Darren Williams (Penn State Erie) and Eric Gaidos (University of Hawaii), who address the question in a new paper, say it’s possible. And as we improve our instruments, potentially measurable variations might even include the seasonal blooming of land plants or oceanic algae or the coming and going of snow. All such fluctuations will vary depending on the planet’s obliquity and orbital inclination with respect to the observer. The staggering thing is the amount of potentially recoverable information from a source so dim in relation to its parent star that we cannot see it today.

In terms of liquid surfaces, the chances of detection look quite interesting. From the paper:

A reflected light curve also contains information about the scattering properties of the surface, independent of any seasonal changes. Planets with water will reflect light toward the observer more efficiently in crescent phase than in gibbous phase because of the higher reflectance at low incident angles. This glint from water will make a planet appear anomalously bright in crescent phase compared to diffuse-scattering surfaces observed in the same geometry. Light reflected from water will also impart some polarization to the disk-averaged signal, which might be measurable under idealized (i.e., optically-thin, cloud-free) atmospheric conditions.

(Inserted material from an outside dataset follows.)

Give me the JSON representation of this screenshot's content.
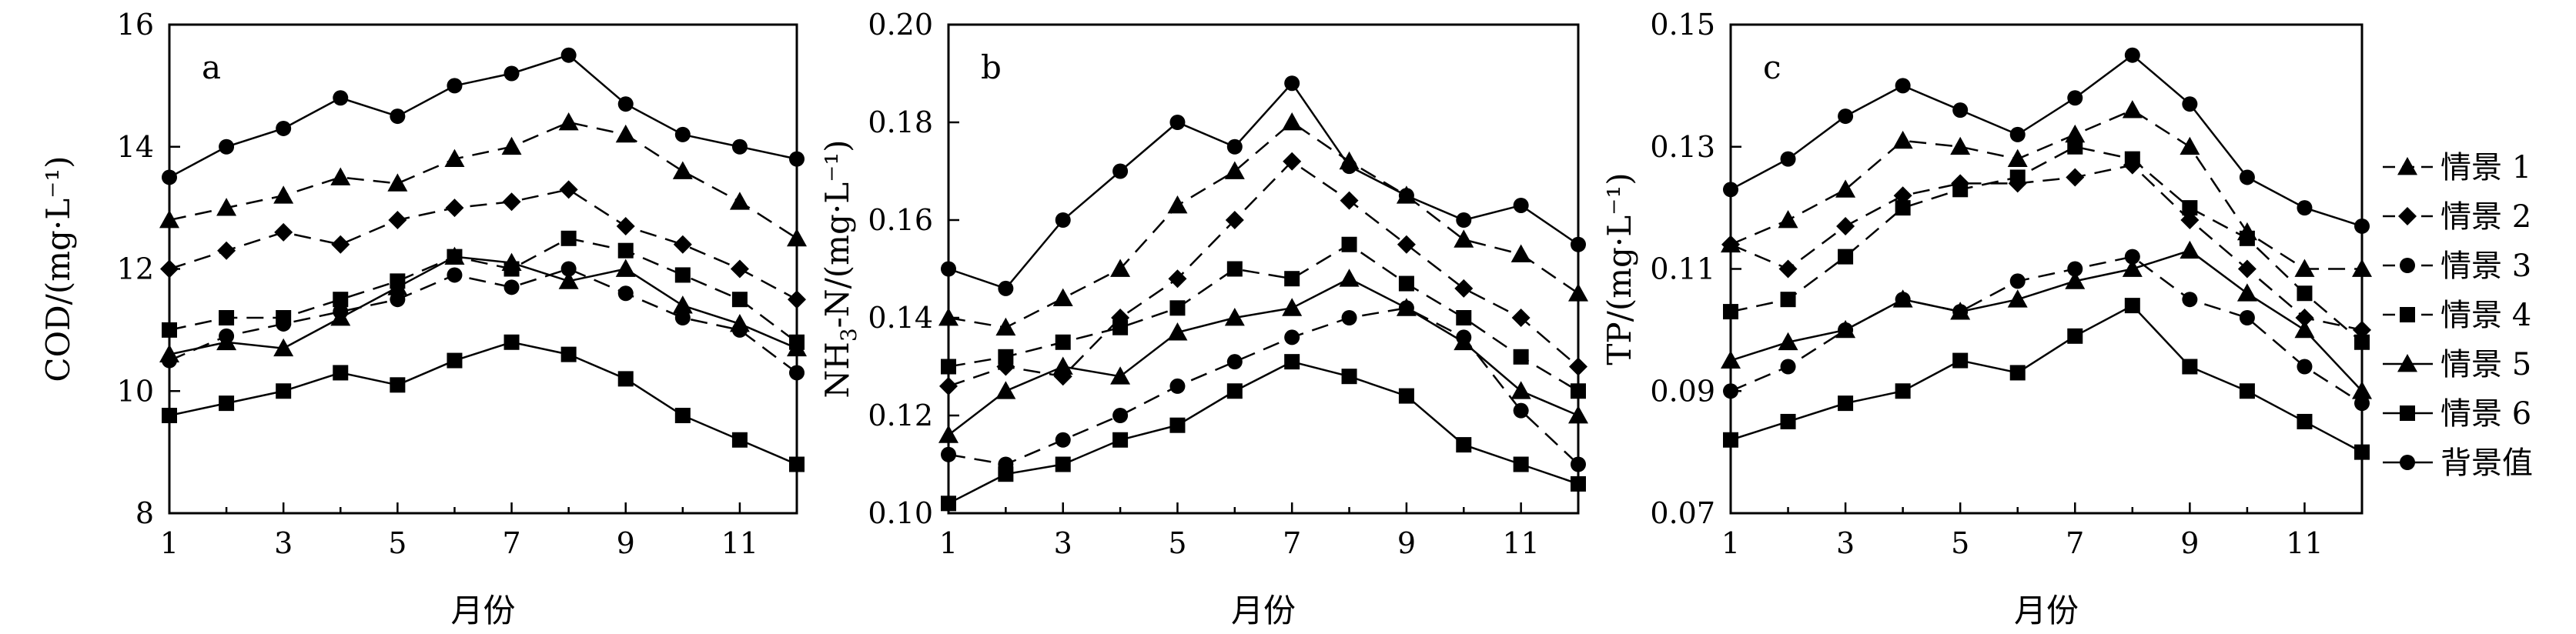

The paper goes on to study how starlight reflected off water might be detected, and examines the light curves from a variety of surfaces in the visible and near-infrared spectrum. Half of all extrasolar planets should have the kind of orbital inclinations that would make the glint of existing oceans apparent. But the reflection of starlight from an ocean surface begins to dominate only under certain circumstances:

Specular reflection of starlight from an ocean surface occurs at all phase angles, but only begins to dominate the wholedisk signal when a planet is nearest its star as a thin crescent. Observations at such phase angles can be obtained of planets around G and F stars where they have adequate angular separation and orbit within the habitable zone.

The authors’ figures show that detections within 0.66 AU of a parent star are unlikely. To use these methods, we’ll need to stick with G and F stars, where the angular separation should make such observations possible. Indeed, planets with a surface of continents and oceans, like ours, should polarize the reflected signal by as much as 30-70 percent. Of all the tricky measurements a terrestrial planet finder instrument of this class might make, the identification of reflected water may well be the easiest.

The paper is Williams and Gaidos, “Detecting the Glint of Starlight on the Oceans of Distant Planets,” in press at Icarus and available online.